Point de vue | | 17.01.12 | 14h17 • Mis à jour le 17.01.12 | 14h19
par Edouard Tétreau, conseiller de dirigeants d'entreprises, essayiste
L'Europe dont rêvent les agences de notation et leurs riches actionnaires n'est plus très éloignée de l'Europe d'aujourd'hui. A l'image desdites agences, c'est une Europe qui ne sait plus compter. On sait, depuis la dégradation du AAA américain par Standard & Poor's (S &P), que les agences, sans doute étourdies par les chiffres qu'elles manipulent ou grisées par l'intérêt qu'on leur porte, font des erreurs de calcul à 2 000 milliards de dollars (1 578 milliards d'euros). Confondant pour l'occasion torchons et serviettes, chiffres nominaux et corrigés de l'inflation, elles réussissent à faire passer des vessies pour des lanternes. Des produits subprime américains pour des AAA.

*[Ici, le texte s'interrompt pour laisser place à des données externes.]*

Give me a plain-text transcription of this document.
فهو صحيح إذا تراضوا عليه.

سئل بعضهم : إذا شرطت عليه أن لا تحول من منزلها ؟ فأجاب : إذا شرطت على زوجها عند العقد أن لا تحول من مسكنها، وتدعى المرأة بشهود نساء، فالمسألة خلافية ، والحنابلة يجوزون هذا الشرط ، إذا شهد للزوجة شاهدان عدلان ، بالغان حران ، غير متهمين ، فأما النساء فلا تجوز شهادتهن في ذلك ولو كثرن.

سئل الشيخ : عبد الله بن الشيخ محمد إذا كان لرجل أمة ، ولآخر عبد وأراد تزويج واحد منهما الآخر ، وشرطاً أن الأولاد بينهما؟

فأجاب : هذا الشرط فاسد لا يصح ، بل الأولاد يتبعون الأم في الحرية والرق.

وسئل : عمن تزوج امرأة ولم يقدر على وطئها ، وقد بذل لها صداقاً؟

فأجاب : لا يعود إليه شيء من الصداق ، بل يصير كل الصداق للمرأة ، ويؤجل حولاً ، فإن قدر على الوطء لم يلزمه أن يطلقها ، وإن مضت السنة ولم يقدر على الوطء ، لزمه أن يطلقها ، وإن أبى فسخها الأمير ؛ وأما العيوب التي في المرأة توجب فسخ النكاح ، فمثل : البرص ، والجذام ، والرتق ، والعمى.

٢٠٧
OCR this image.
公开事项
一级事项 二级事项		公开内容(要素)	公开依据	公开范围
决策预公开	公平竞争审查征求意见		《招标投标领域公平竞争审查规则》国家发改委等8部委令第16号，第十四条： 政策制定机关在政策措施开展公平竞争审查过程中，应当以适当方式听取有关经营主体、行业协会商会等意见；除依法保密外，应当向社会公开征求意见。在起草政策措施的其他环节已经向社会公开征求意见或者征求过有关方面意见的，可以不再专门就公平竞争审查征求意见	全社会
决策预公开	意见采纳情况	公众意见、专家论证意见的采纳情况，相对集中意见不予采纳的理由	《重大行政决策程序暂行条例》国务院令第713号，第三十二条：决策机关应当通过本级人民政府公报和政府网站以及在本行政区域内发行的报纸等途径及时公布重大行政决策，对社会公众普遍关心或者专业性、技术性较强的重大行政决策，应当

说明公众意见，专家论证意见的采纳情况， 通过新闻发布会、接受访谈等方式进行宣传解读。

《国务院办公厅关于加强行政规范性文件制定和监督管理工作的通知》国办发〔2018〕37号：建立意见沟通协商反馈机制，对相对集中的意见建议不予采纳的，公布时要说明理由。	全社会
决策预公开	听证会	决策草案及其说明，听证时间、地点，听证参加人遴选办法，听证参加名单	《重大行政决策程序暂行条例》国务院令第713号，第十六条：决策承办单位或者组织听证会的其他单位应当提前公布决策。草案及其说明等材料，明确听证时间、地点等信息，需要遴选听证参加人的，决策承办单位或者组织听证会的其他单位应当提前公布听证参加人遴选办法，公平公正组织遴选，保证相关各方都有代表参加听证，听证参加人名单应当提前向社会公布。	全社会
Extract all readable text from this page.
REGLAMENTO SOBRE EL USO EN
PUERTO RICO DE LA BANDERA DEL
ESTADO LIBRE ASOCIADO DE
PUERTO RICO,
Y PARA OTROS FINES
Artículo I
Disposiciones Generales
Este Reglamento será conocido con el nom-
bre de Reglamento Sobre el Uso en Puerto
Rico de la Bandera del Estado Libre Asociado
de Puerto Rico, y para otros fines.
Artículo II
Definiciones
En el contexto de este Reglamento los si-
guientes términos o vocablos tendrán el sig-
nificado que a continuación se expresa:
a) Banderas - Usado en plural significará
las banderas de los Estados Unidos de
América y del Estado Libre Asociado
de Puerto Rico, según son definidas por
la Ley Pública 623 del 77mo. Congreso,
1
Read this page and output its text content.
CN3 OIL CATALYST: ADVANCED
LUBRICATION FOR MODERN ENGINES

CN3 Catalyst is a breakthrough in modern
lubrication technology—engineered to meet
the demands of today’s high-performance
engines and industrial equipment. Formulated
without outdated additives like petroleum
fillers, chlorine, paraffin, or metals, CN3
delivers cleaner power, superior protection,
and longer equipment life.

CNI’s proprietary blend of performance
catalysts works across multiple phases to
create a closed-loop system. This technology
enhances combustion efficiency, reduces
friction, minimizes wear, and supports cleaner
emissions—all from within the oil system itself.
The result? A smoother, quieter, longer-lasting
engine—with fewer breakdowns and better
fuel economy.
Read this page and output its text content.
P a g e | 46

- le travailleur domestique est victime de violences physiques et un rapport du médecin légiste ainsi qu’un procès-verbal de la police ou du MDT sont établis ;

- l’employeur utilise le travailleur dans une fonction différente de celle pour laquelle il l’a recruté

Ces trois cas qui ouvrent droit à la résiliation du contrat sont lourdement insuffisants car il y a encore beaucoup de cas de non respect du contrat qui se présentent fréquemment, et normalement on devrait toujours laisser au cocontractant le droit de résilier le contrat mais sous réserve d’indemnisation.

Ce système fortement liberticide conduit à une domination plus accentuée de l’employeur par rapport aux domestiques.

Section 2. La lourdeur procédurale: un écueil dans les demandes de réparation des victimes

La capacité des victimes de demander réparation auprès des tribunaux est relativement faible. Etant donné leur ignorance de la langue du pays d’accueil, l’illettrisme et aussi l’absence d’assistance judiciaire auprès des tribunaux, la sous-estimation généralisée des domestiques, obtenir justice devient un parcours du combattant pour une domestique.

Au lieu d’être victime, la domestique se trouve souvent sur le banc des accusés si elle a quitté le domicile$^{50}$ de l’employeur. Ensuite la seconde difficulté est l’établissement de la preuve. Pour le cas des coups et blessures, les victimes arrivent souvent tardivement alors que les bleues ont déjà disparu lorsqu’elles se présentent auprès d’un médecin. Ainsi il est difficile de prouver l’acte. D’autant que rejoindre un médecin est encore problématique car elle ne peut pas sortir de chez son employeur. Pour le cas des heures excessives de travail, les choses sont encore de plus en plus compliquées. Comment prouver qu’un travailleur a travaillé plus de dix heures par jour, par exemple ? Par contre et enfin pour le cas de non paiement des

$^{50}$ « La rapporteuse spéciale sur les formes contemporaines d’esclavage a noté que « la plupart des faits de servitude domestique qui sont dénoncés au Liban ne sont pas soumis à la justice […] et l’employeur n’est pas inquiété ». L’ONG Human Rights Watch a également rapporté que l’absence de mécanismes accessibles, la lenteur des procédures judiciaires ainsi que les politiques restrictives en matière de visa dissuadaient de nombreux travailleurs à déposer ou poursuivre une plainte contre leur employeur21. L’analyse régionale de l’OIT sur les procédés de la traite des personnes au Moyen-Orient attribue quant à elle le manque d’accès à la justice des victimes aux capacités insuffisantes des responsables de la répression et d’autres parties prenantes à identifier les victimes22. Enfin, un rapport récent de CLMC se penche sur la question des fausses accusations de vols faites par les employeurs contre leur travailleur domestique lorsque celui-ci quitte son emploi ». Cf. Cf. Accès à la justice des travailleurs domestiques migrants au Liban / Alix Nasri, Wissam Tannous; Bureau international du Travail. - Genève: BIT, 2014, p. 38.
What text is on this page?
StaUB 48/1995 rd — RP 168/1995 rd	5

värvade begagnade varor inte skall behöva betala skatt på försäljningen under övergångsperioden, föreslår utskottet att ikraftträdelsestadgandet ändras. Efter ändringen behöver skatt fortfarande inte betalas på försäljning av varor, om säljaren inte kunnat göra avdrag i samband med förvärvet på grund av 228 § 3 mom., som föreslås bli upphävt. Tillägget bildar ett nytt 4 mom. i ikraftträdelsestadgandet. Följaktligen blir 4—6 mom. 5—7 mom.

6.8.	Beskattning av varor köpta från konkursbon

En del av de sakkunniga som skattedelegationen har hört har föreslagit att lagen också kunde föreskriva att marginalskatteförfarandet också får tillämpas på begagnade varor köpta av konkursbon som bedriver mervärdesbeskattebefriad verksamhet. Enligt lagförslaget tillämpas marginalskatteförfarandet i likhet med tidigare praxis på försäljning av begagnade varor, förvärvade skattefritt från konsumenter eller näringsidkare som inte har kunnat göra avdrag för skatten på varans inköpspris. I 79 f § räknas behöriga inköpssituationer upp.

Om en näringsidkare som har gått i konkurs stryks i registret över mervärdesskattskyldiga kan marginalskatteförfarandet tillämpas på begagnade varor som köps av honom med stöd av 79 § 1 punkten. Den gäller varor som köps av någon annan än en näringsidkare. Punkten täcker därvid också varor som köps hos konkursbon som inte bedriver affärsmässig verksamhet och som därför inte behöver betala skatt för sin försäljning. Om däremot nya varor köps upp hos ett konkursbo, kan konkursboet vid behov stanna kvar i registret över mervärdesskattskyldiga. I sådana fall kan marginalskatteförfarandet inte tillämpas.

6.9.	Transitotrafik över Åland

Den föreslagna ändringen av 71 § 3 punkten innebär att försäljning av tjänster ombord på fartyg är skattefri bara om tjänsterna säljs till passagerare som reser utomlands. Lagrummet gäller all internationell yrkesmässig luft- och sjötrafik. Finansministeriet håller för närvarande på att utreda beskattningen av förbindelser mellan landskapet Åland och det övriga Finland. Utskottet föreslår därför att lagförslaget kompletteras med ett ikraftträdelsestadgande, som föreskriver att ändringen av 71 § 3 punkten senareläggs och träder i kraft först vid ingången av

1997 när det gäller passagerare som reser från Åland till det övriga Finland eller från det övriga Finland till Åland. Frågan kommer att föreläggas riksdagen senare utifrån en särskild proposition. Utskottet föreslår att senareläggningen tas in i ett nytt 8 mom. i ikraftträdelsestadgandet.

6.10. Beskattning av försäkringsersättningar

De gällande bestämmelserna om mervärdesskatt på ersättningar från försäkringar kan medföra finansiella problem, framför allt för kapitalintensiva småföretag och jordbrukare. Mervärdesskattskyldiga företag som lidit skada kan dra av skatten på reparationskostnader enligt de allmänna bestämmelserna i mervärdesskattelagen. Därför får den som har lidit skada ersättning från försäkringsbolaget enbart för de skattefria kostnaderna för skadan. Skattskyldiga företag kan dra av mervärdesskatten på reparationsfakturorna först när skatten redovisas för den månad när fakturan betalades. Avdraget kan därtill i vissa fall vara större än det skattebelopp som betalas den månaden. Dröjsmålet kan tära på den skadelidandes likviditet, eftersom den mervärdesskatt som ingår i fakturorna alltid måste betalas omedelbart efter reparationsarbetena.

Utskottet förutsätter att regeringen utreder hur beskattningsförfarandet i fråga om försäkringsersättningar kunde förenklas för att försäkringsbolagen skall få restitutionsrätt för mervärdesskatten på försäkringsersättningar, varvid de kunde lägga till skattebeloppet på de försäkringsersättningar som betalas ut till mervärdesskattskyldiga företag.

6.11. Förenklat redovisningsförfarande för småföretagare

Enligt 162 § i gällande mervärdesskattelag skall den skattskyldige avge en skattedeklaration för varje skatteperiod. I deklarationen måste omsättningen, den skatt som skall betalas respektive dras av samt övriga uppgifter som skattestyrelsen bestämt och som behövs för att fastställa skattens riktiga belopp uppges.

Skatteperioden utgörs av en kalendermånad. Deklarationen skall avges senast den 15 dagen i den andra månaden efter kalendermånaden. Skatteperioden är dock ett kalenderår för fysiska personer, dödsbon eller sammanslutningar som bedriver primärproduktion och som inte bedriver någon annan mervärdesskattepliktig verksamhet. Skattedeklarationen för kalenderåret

Et des Etats souverains pour de vulgaires sous-jacents pour traders en manque de bonus. Il semblerait, hélas, que l'Europe soit elle aussi atteinte par cette contagieuse affliction. L'Europe ne sait plus compter, elle qui compte pourtant 500 millions d'habitants, le PIB le plus important de la planète - 12 800 milliards d'euros - et l'un des réservoirs d'épargne les plus importants.
Sinon, comment se laisserait-elle faire par ces petites sociétés commerciales, peuplées d'analystes moins bien rémunérés que leurs principaux clients, les banques d'affaires et les fonds spéculatifs, mais pas assez soucieux de l'intérêt général pour aller se mettre au service des Etats ou des régulateurs ?
La balkanisation de l'Europe par S &P : quel bonheur de pouvoir, à l'abri derrière un bureau londonien, jouer l'Allemagne contre la France, l'Espagne contre la Grande-Bretagne, l'Italie contre l'Autriche. L'Europe rêvée des agences serait-elle une Europe en guerre ?
En attendant cette promesse, l'Europe comblerait de bonheur lesdites agences si elle devenait enfin une Europe ruinée. Au-delà de l'apparence, rien ne serait plus atroce pour le business des agences qu'une Europe prospère, dont les Etats, les entreprises et les ménages seraient si riches qu'ils se passeraient des marchés financiers, et donc des agences.
L'horreur absolue serait un système où les banques européennes ne fassent plus de spéculation, mais leur métier d'origine, transformant l'abondante épargne des Européens en des fonds propres pour les entreprises, et des prêts bien rémunérés pour les Etats et les collectivités locales. De vraies banques qui seraient capables d'envoyer paître les courtiers de Wall Street et de leur annexe, la City de Londres.
Hélas, se soumettant docilement à des normes absurdes concoctées par des "comités Théodule" (Bâle 3, Solvency 2), l'UE a pris le chemin inverse, qui prépare un remake de l'âge d'or des agences : les années 2006-2007 aux Etats-Unis.
Souvenez-vous : ces années-là, les finances publiques américaines étaient déjà délabrées (9 000 milliards de dollars de dette publique), justifiant curieusement pour les agences un AAA d'airain. Les ménages américains surendettés avaient des taux d'épargne négatifs, dépensant en moyenne plus que ce qu'ils gagnaient. La voie était libre pour que les banques américaines fabriquent par milliards des prêts immobiliers pourris, avant de les démultiplier et de les ventiler comme un puzzle. Fournissant ainsi aux agences de notation une source à ce jour inégalée de revenus et de profits.
Entre 2000 et 2007, le résultat opérationnel de Moody's a quadruplé, grâce aux produits structurés assis sur des CMBS, ABS, CDO, etc., devenus de très loin la première source de revenus de cette très rentable société avec une marge opérationnelle de 52 %. Les données ne sont hélas pas disponibles pour S &P et Fitch, les apôtres de la transparence pour les autres préférant l'ombre lorsqu'il s'agit de leurs très profitables cuisines internes.
Une autre Europe est possible. Une Europe où la finance n'est pas un jeu pour automates débiles ou traders post-adolescents, mais une activité sérieuse au service des Etats et des entreprises. Une Europe unie, prospère, qui sait compter, dont les Etats membres ne dépensent pas plus que ce qu'ils gagnent pour ne pas mettre leur destin dans des mains étrangères à leurs intérêts.
Une Europe qui se donne les moyens de dominer au lieu de subir les marchés financiers, pour faire émerger, enfin, l'Europe des peuples. L'Europe-cauchemar des agences de notation, c'est l'Europe dont je rêve. Elle s'appelle les Etats-Unis d'Europe.